In 1988–90, the Kidd-class destroyers received the New Threat Upgrade, including a new superstructure and heavier mainmast cooperative engagement with Aegis Ticonderoga-class cruisers, which could control the Kidds' surface-to-air missiles while they remained electronically silent. The Spruance class, the predecessor to and close relative of the Kidd-class, did not receive the NTU.

===End of NTU===
The Cold War ended shortly after the New Threat Upgrade was initiated. The lower levels of funding available to the United States Navy after the Cold War meant that the NTU upgrade was never applied to all of the intended vessels. The NTU upgrade itself was expensive. Many of these ships were retired in the 1990s whether they received the full NTU modification or not; most of these warships built in the 1960s-1970s had high operational costs and manpower requirements (especially those which were nuclear-powered), compared to newer Aegis warships. The USS Texas (CGN-39) was decommissioned during the upgrade, in the midst of her reactor refueling.
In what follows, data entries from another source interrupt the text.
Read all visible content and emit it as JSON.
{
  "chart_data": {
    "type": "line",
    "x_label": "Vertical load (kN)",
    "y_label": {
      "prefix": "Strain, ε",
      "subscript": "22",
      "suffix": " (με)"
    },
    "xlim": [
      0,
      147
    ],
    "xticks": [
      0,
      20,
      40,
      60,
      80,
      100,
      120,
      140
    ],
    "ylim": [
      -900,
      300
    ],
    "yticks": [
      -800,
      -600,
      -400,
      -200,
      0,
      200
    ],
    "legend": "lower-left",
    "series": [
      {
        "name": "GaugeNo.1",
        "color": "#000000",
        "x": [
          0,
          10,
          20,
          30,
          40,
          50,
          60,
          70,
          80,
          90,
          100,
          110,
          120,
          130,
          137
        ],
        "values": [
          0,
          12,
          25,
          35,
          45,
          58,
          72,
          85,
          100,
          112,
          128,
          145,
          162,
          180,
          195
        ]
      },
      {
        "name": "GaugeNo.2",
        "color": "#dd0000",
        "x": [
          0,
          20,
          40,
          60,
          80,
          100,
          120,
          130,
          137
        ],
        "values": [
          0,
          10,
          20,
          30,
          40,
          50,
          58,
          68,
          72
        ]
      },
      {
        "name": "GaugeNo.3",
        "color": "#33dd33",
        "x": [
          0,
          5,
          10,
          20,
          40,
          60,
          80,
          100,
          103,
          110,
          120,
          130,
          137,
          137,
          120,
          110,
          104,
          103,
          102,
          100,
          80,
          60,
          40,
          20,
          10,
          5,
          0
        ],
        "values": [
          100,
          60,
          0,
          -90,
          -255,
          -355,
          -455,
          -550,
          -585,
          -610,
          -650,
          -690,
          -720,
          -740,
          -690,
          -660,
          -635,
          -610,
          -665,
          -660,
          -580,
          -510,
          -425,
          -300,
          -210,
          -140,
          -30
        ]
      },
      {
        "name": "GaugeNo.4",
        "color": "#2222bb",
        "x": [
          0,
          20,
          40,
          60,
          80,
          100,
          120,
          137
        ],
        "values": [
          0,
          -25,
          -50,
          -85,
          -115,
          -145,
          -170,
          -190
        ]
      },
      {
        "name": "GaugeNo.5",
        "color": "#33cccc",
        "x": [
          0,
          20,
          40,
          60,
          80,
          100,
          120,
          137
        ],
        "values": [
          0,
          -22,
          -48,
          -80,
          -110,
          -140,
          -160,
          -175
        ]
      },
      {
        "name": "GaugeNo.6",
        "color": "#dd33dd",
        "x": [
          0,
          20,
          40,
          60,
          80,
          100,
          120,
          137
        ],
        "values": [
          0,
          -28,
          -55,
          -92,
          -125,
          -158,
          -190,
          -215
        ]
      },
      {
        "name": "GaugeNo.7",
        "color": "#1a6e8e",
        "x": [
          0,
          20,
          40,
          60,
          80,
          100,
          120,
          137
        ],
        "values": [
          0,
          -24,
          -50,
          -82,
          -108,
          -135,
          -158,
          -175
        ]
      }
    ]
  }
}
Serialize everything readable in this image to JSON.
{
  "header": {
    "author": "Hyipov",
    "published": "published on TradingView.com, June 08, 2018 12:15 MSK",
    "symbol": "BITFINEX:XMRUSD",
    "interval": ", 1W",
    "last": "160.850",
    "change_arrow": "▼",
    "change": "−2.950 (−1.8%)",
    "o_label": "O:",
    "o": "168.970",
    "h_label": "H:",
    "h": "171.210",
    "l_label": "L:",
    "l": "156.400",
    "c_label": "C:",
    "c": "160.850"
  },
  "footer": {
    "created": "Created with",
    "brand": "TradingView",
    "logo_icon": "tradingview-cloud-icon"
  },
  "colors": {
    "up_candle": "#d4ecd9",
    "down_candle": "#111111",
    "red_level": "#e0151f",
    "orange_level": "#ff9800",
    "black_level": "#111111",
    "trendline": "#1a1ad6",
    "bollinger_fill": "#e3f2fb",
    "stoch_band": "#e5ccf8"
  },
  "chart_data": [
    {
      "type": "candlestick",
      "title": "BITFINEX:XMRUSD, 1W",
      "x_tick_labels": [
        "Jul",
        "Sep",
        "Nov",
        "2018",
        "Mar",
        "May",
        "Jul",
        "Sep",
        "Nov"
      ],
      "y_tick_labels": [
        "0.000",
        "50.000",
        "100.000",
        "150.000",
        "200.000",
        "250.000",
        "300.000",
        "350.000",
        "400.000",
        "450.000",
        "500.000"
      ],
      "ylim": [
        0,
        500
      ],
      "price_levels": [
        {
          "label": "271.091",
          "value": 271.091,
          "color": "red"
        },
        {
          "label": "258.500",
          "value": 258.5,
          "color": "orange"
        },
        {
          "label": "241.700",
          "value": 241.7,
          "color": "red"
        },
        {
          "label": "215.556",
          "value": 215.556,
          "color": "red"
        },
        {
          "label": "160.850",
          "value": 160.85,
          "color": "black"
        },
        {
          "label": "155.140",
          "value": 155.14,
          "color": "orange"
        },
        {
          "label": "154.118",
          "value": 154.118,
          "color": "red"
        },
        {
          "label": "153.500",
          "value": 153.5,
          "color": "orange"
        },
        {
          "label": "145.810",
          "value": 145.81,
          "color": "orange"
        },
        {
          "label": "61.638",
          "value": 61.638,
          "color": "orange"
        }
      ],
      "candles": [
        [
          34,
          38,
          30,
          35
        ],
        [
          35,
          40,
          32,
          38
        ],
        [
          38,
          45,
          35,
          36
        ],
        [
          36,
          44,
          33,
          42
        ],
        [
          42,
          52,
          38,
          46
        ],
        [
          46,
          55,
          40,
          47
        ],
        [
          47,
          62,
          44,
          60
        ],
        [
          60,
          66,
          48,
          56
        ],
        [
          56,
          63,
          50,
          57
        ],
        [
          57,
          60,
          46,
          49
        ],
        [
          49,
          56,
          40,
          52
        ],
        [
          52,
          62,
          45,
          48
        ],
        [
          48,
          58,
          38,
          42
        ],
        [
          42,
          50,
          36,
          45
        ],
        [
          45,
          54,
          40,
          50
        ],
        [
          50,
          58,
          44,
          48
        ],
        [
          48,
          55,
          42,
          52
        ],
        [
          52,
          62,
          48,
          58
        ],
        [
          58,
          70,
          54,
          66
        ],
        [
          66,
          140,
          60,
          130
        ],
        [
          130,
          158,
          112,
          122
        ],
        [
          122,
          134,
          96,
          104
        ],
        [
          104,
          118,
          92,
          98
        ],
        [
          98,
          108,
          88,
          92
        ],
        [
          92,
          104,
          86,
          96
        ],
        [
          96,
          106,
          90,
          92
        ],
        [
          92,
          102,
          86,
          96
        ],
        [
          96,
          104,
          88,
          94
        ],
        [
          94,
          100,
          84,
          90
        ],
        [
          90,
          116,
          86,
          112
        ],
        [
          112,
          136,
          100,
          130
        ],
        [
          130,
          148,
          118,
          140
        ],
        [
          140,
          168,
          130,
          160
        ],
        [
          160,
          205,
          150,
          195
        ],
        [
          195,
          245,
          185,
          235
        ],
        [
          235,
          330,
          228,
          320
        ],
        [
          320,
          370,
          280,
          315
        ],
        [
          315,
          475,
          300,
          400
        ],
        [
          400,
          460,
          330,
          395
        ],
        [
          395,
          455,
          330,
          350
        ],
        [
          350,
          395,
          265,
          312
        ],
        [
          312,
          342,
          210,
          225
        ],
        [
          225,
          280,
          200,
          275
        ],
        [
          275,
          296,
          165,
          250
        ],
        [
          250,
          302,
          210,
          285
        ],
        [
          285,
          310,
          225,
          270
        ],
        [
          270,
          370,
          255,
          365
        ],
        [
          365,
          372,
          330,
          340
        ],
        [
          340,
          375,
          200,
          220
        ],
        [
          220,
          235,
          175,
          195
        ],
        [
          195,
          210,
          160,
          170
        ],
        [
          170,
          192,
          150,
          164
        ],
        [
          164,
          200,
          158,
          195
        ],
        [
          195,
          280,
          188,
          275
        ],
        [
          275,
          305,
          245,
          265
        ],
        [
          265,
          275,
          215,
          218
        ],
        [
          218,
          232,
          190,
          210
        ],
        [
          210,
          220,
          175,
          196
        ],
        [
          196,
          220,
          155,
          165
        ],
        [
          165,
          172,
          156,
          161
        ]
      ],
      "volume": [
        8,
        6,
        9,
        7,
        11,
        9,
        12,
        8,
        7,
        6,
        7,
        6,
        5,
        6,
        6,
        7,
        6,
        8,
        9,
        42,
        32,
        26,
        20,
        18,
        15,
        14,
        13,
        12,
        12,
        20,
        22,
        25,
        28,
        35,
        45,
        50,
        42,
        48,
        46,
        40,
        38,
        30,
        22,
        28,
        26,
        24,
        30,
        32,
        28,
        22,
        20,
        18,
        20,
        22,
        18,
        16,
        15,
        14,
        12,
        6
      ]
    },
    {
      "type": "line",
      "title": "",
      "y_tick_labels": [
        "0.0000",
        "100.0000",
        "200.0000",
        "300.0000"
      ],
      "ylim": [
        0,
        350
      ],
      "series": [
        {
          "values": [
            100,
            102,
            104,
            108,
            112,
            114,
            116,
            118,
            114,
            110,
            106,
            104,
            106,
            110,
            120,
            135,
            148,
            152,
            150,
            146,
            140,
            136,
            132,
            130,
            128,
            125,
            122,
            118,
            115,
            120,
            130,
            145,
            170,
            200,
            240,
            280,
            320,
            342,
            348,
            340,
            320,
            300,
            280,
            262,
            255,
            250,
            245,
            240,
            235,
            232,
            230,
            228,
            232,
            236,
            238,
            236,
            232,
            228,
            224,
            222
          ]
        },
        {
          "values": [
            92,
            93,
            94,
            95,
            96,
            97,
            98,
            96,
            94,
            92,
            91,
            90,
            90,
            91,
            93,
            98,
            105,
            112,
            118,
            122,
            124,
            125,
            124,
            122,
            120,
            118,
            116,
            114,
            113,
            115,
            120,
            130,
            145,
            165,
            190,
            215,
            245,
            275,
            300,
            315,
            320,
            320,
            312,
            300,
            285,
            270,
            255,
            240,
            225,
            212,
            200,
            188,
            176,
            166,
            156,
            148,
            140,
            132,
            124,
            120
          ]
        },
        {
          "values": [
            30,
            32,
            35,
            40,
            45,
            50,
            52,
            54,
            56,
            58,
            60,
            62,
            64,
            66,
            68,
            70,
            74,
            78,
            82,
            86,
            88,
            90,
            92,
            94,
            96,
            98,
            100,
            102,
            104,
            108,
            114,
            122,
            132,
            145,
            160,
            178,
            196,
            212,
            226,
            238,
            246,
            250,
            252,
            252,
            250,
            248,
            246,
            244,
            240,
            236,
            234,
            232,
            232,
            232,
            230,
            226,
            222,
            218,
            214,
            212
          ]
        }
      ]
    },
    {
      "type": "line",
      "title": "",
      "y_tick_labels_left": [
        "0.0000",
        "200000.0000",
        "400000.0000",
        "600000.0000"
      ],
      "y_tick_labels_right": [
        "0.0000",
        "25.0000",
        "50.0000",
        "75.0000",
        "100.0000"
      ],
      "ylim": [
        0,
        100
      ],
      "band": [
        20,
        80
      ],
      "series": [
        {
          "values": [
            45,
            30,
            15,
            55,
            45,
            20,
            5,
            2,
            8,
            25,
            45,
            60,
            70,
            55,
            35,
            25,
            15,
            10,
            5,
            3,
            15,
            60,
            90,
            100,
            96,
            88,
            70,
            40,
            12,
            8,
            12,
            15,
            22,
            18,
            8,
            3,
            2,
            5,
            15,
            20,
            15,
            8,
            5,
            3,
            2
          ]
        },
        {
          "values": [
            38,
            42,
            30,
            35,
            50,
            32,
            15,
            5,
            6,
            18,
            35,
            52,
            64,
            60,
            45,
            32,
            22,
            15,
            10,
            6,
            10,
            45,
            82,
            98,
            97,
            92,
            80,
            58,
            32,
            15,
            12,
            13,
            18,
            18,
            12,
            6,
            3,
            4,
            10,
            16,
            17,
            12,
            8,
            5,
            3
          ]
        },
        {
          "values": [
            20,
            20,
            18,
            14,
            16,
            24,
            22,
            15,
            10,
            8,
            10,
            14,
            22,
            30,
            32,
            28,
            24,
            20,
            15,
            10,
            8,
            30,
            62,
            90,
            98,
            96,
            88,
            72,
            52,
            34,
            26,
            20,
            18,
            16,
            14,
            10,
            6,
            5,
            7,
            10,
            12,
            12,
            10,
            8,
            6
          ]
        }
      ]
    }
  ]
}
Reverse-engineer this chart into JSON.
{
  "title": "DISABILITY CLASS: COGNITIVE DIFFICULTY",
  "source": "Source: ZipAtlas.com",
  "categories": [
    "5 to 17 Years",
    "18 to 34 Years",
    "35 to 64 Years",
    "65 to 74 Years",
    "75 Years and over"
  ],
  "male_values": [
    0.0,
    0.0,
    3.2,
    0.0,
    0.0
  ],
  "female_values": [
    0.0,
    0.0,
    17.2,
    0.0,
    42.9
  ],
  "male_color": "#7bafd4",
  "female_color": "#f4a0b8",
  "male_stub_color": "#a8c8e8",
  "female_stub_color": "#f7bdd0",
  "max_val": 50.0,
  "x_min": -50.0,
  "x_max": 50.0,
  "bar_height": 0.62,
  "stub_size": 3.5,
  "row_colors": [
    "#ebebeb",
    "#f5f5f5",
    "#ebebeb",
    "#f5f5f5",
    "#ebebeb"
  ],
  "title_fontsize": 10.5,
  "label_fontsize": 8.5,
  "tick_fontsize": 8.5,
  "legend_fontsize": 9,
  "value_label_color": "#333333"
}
USS Gridley (CG-21) received NTU in 1991 at a cost of $55 million but was decommissioned in early 1994. Overall, all US Navy ships that received the NTU upgrades were decommissioned within six years of their upgrade, as the Navy chose instead to order new ships with the Aegis weapon system.

The Navy also accelerated the retirement of the Spruance and Kidd classes, despite their recent modifications, due to the arrival of the Aegis-equipped Arleigh Burke-class destroyers, which were more effective and cost-efficient. The four Kidd destroyers were later transferred to Taiwan (Republic of China) where they remain in service, while some members of the Spruance class remained in service until 2005.

==NTU systems==
- AN/SPS-49(V)5 - A 2D Air Search Radar (azimuth and range)
- AN/SPS-48E - A 3D Air Search Radar (azimuth, range and altitude)
- AN/SYS-2(V)1 Integrated Automatic Detection and Tracking System (IADTS)
- (A)CDS - (Advanced) Combat Direction System
- WDS Mk 14 - Weapons Direction System
- Mk 74 Tartar and Mk 76 Terrier Fire Control Systems (AN/SPG-55B radar for Terrier ships and AN/SPG-51 for Tartar)
- AN/SYR-1 Communications Tracking Set, used for SM-2 missile downlink
- Mk 10 twin-arm manual launcher, Mk 13 single-arm automated launcher and Mk 26 twin-arm, automated missile launchers
- RESS - Radar Environmental Simulator System

==NTU ships==
These classes had some of their units modified with the New Threat Upgrade.
- Belknap-class cruiser
- California-class cruiser
- Charles F. Adams-class destroyer - Planned to be upgraded, but canceled.
- Farragut-class destroyer (1958) - Planned, but only USS Mahan (DDG-42) was upgraded as a test platform in 1982.
- Kidd-class destroyer
- Leahy-class cruiser - All upgraded in the late-1980s and decommissioned by 1995.
- Virginia-class cruiser

===KDX-II Class===

The Navy of the Republic of Korea uses a NTU derived system for its Chungmugong Yi Sunshin class destroyers.